Les racines historiques d'un déficit devenu une seconde nature
Pour comprendre comment on en est arrivés là, il faut remonter le temps. La fin des Trente Glorieuses a marqué une rupture nette. Avant 1974, la France gérait ses comptes avec une rigueur presque paysanne. Mais le premier choc pétrolier a tout changé. Face au ralentissement brutal de l'activité, les gouvernements successifs ont choisi de soutenir la consommation et l'emploi par la dépense publique. C'était censé être temporaire. Sauf que le temporaire a duré cinquante ans. On s'est habitués à vivre au-dessus de nos moyens, pensant que la croissance reviendrait demain, ou après-demain.

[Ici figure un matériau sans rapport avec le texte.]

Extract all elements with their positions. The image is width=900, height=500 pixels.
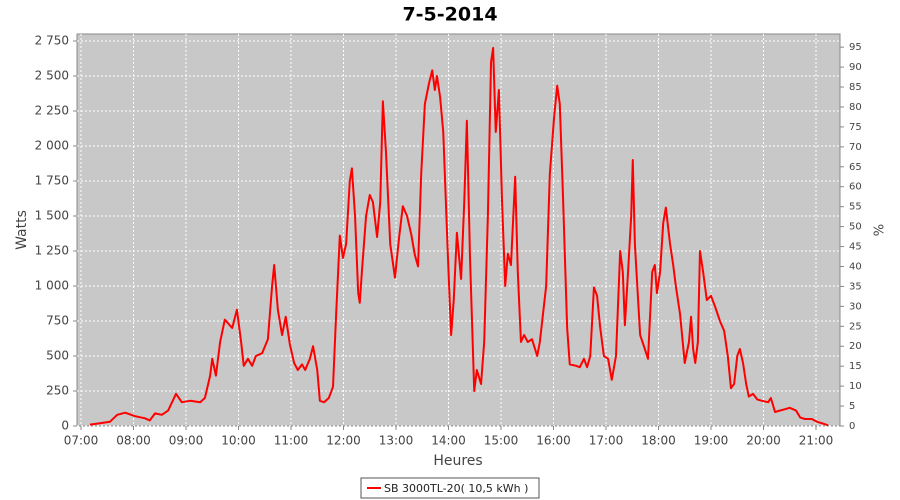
y-tick-label: 750 [46, 314, 69, 328]
x-tick-label: 15:00 [484, 434, 519, 448]
y2-tick-label: 10 [849, 381, 862, 392]
grid [77, 34, 840, 427]
y2-tick-label: 55 [849, 202, 862, 213]
y-tick-label: 2 250 [35, 104, 69, 118]
y-tick-label: 2 500 [35, 69, 69, 83]
y-tick-label: 0 [61, 419, 69, 433]
y2-tick-label: 35 [849, 281, 862, 292]
y-tick-label: 1 250 [35, 244, 69, 258]
x-tick-label: 12:00 [326, 434, 361, 448]
x-tick-label: 17:00 [589, 434, 624, 448]
y2-tick-label: 40 [849, 261, 862, 272]
y2-tick-label: 45 [849, 242, 862, 253]
y-tick-label: 2 000 [35, 139, 69, 153]
y2-axis-title: % [873, 224, 888, 236]
y2-tick-label: 60 [849, 182, 862, 193]
y2-tick-label: 65 [849, 162, 862, 173]
y-tick-label: 500 [46, 349, 69, 363]
x-tick-label: 10:00 [221, 434, 256, 448]
y-tick-label: 1 750 [35, 174, 69, 188]
legend [360, 477, 540, 499]
y-tick-label: 1 500 [35, 209, 69, 223]
y-tick-label: 250 [46, 384, 69, 398]
plot-area [76, 33, 841, 427]
y2-tick-label: 70 [849, 142, 862, 153]
y2-tick-label: 0 [849, 421, 855, 432]
x-tick-label: 16:00 [536, 434, 571, 448]
y2-tick-label: 5 [849, 401, 855, 412]
y2-tick-label: 85 [849, 82, 862, 93]
x-tick-label: 18:00 [641, 434, 676, 448]
y2-tick-label: 50 [849, 222, 862, 233]
x-axis-title: Heures [433, 453, 482, 469]
series-line [89, 47, 829, 427]
y-tick-label: 1 000 [35, 279, 69, 293]
y2-tick-label: 20 [849, 341, 862, 352]
legend-label: SB 3000TL-20( 10,5 kWh ) [384, 482, 528, 495]
x-tick-label: 20:00 [746, 434, 781, 448]
chart-title: 7-5-2014 [402, 4, 497, 26]
y2-tick-label: 25 [849, 321, 862, 332]
y2-tick-label: 80 [849, 102, 862, 113]
y-axis-title: Watts [14, 210, 30, 250]
x-tick-label: 08:00 [116, 434, 151, 448]
y2-tick-label: 95 [849, 42, 862, 53]
y2-tick-label: 90 [849, 62, 862, 73]
x-tick-label: 14:00 [431, 434, 466, 448]
x-tick-label: 21:00 [799, 434, 834, 448]
y2-tick-label: 30 [849, 301, 862, 312]
x-tick-label: 09:00 [169, 434, 204, 448]
x-tick-label: 07:00 [64, 434, 99, 448]
x-tick-label: 13:00 [379, 434, 414, 448]
y2-tick-label: 15 [849, 361, 862, 372]
x-tick-label: 11:00 [274, 434, 309, 448]
y-tick-label: 2 750 [35, 34, 69, 48]
x-tick-label: 19:00 [694, 434, 729, 448]
y2-tick-label: 75 [849, 122, 862, 133]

Le virage manqué des années 1970 et 1980
Valéry Giscard d'Estaing a été le dernier président à connaître un budget excédentaire. Après lui, la machine s'est emballée. Le tournant de 1981, avec les grandes réformes sociales de François Mitterrand, a ancré l'idée que l'État pouvait et devait être le rempart ultime contre tous les aléas de la vie. On a nationalisé, on a réduit le temps de travail, on a augmenté les prestations. C'était louable, humainement parlant. Mais là où ça coince, c'est que le financement n'a jamais été pérenne. La dette a commencé sa lente ascension, passant de 20 % du PIB au début des années 80 à des sommets que l'on n'imaginait même pas à l'époque.
Pourquoi 1974 reste la date de bascule symbolique
Ce n'est pas juste une statistique. C'est le moment où l'État français a cessé de couvrir ses dépenses courantes par ses recettes fiscales. Imaginez un ménage qui, chaque mois, emprunterait pour payer ses courses et son loyer, sans jamais toucher à son capital. C'est précisément ce que fait la France. Reste que cette stratégie a longtemps fonctionné grâce à une inflation galopante qui "mangeait" la dette, rendant son remboursement plus facile. Mais avec l'arrivée de l'euro et une inflation maîtrisée pendant vingt ans, ce mécanisme salvateur a disparu, laissant l'État nu face à ses créanciers. Le truc, c'est que personne n'a vraiment voulu changer de logiciel.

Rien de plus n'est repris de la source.